We, a collaborative team of machine learning scientists and ecologists entrusted with the management of biodiversity resources, are leveraging the power of interactive machine learning to drive impactful conservation strategies. Our endeavor will be published at the prestigious International Joint Conference on Artificial Intelligence (IJCAI).
The alarming acceleration of biodiversity loss demands innovative solutions and urgent action. At the forefront of this battle, biosphere reserves have emerged as crucial sites of global significance, harboring rich biodiversity and offering sustainable development opportunities. The management of biosphere reserves demands adaptive strategies that address the ongoing threats to biodiversity. However, the lack of comprehensive information on the status and trends of wildlife populations hinders effective decision-making. To bridge this knowledge gap, the research team delved into the realm of Passive Acoustic Monitoring (PAM).
Passive Acoustic Monitoring, a scalable and reproducible method for wildlife monitoring, has emerged as a promising avenue for closing the information gap in biodiversity conservation. By leveraging sound recordings, PAM enables continuous, non-invasive monitoring of animal wildlife across diverse ecosystems. Yet, the adoption of PAM has been hindered by challenges in data management and analysis, limiting its broader implementation by agencies with a mandate for biodiversity management. Recognizing the need for automation and streamlined analysis, our interdisciplinary team is developping state-of-the-art interactive machine learning tools tailored specifically for PAM data.
Our upcoming article, to be featured in the AI and Social Good section of the IJCAI conference proceedings, showcases research integrating advanced techniques like active learning and transfer learning. These techniques enable domain experts to enhance their work, a valuable and limited resource, by utilizing existing knowledge from databases to address specific and potentially novel scenarios encountered in different biosphere reserves. Complementing these advancements, our tools incorporate intuitive data visualization and intelligent user interfaces, enhancing the system’s usability and accessibility.
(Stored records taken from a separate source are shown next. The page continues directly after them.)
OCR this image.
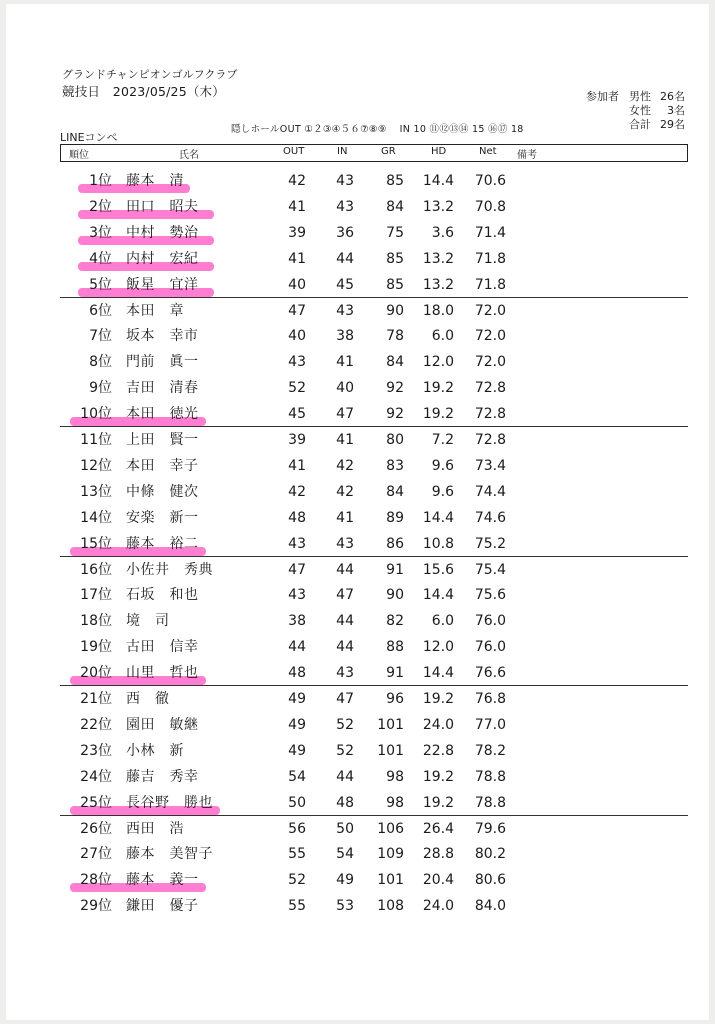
グランドチャンピオンゴルフクラブ
競技日　2023/05/25（木）	参加者 男性 26名
女性	3名
合計 29名
隠しホールOUT ①２③④５６⑦⑧⑨　 IN 10 ⑪⑫⑬⑭ 15 ⑯⑰ 18
LINEコンペ
順位	氏名	OUT	IN	GR	HD	Net 備考
1位 藤本　清	42	43	85	14.4	70.6
2位 田口　昭夫	41	43	84	13.2	70.8
3位 中村　勢治	39	36	75	3.6	71.4
4位 内村　宏紀	41	44	85	13.2	71.8
5位 飯星　宜洋	40	45	85	13.2	71.8
6位 本田　章	47	43	90	18.0	72.0
7位 坂本　幸市	40	38	78	6.0	72.0
8位 門前　眞一	43	41	84	12.0	72.0
9位 吉田　清春	52	40	92	19.2	72.8
10位 本田　徳光	45	47	92	19.2	72.8
11位 上田　賢一	39	41	80	7.2	72.8
12位 本田　幸子	41	42	83	9.6	73.4
13位 中條　健次	42	42	84	9.6	74.4
14位 安楽　新一	48	41	89	14.4	74.6
15位 藤本　裕二	43	43	86	10.8	75.2
16位 小佐井　秀典	47	44	91	15.6	75.4
17位 石坂　和也	43	47	90	14.4	75.6
18位 境　司	38	44	82	6.0	76.0
19位 古田　信幸	44	44	88	12.0	76.0
20位 山里　哲也	48	43	91	14.4	76.6
21位 西　徹	49	47	96	19.2	76.8
22位 園田　敏継	49	52 101	24.0	77.0
23位 小林　新	49	52 101	22.8	78.2
24位 藤吉　秀幸	54	44	98	19.2	78.8
25位 長谷野　勝也	50	48	98	19.2	78.8
26位 西田　浩	56	50 106	26.4	79.6
27位 藤本　美智子	55	54 109	28.8	80.2
28位 藤本　義一	52	49 101	20.4	80.6
29位 鎌田　優子	55	53 108	24.0	84.0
This holistic approach equips conservation agencies with the necessary means to make data-driven decisions and drive effective conservation strategies.
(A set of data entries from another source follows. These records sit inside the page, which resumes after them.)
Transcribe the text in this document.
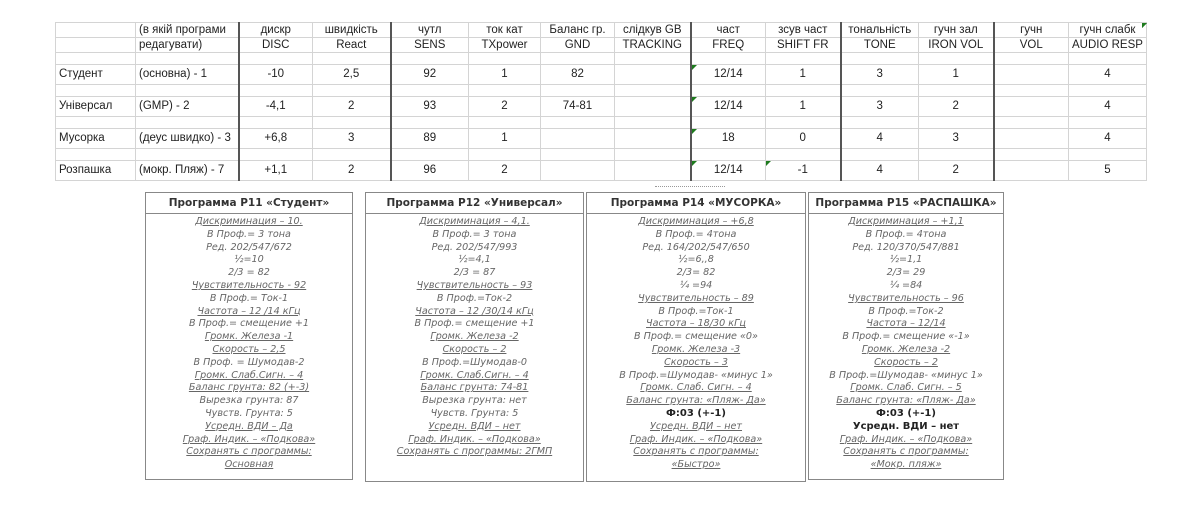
	(в якій програми	дискр	швидкість	чутл	ток кат	Баланс гр.	слідкув GB	част	зсув част	тональність	гучн зал	гучн	гучн слабк
	редагувати)	DISC	React	SENS	TXpower	GND	TRACKING	FREQ	SHIFT FR	TONE	IRON VOL	VOL	AUDIO RESP

Студент	(основна) - 1	-10	2,5	92	1	82		12/14	1	3	1		4

Універсал	(GMP) - 2	-4,1	2	93	2	74-81		12/14	1	3	2		4

Мусорка	(деус швидко) - 3	+6,8	3	89	1			18	0	4	3		4

Розпашка	(мокр. Пляж) - 7	+1,1	2	96	2			12/14	-1	4	2		5
Программа Р11 «Студент»
Дискриминация – 10.
В Проф.= 3 тона
Ред. 202/547/672
½=10
2/3 = 82
Чувствительность - 92
В Проф.= Ток-1
Частота – 12 /14 кГц
В Проф.= смещение +1
Громк. Железа -1
Скорость – 2,5
В Проф. = Шумодав-2
Громк. Слаб.Сигн. – 4
Баланс грунта: 82 (+-3)
Вырезка грунта: 87
Чувств. Грунта: 5
Усредн. ВДИ – Да
Граф. Индик. – «Подкова»
Сохранять с программы:
Основная
Программа Р12 «Универсал»
Дискриминация – 4,1.
В Проф.= 3 тона
Ред. 202/547/993
½=4,1
2/3 = 87
Чувствительность – 93
В Проф.=Ток-2
Частота – 12 /30/14 кГц
В Проф.= смещение +1
Громк. Железа -2
Скорость – 2
В Проф.=Шумодав-0
Громк. Слаб.Сигн. – 4
Баланс грунта: 74-81
Вырезка грунта: нет
Чувств. Грунта: 5
Усредн. ВДИ – нет
Граф. Индик. – «Подкова»
Сохранять с программы: 2ГМП
Программа Р14 «МУСОРКА»
Дискриминация – +6,8
В Проф.= 4тона
Ред. 164/202/547/650
½=6,,8
2/3= 82
¼ =94
Чувствительность – 89
В Проф.=Ток-1
Частота – 18/30 кГц
В Проф.= смещение «0»
Громк. Железа -3
Скорость – 3
В Проф.=Шумодав- «минус 1»
Громк. Слаб. Сигн. – 4
Баланс грунта: «Пляж- Да»
Ф:03 (+-1)
Усредн. ВДИ – нет
Граф. Индик. – «Подкова»
Сохранять с программы:
«Быстро»
Программа Р15 «РАСПАШКА»
Дискриминация – +1,1
В Проф.= 4тона
Ред. 120/370/547/881
½=1,1
2/3= 29
¼ =84
Чувствительность – 96
В Проф.=Ток-2
Частота – 12/14
В Проф.= смещение «-1»
Громк. Железа -2
Скорость – 2
В Проф.=Шумодав- «минус 1»
Громк. Слаб. Сигн. – 5
Баланс грунта: «Пляж- Да»
Ф:03 (+-1)
Усредн. ВДИ – нет
Граф. Индик. – «Подкова»
Сохранять с программы:
«Мокр. пляж»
H. Kath, T. S. Gouvêa, and D. Sonntag, ‘A Human-in-the-Loop Tool for Annotating Passive Acoustic Monitoring Datasets’, in Proceedings of the Thirty-Second International Joint Conference on Artificial Intelligence, Macau, SAR China: International Joint Conferences on Artificial Intelligence Organization, Aug. 2023, pp. 7140–7144. doi: 10.24963/ijcai.2023/835.
T. S. Gouvêa et al., ‘Interactive Machine Learning Solutions for Acoustic Monitoring of Animal Wildlife in Biosphere Reserves’, in Proceedings of the Thirty-Second International Joint Conference on Artificial Intelligence, Macau, SAR China: International Joint Conferences on Artificial Intelligence Organization, Aug. 2023, pp. 6405–6413. doi: 10.24963/ijcai.2023/711.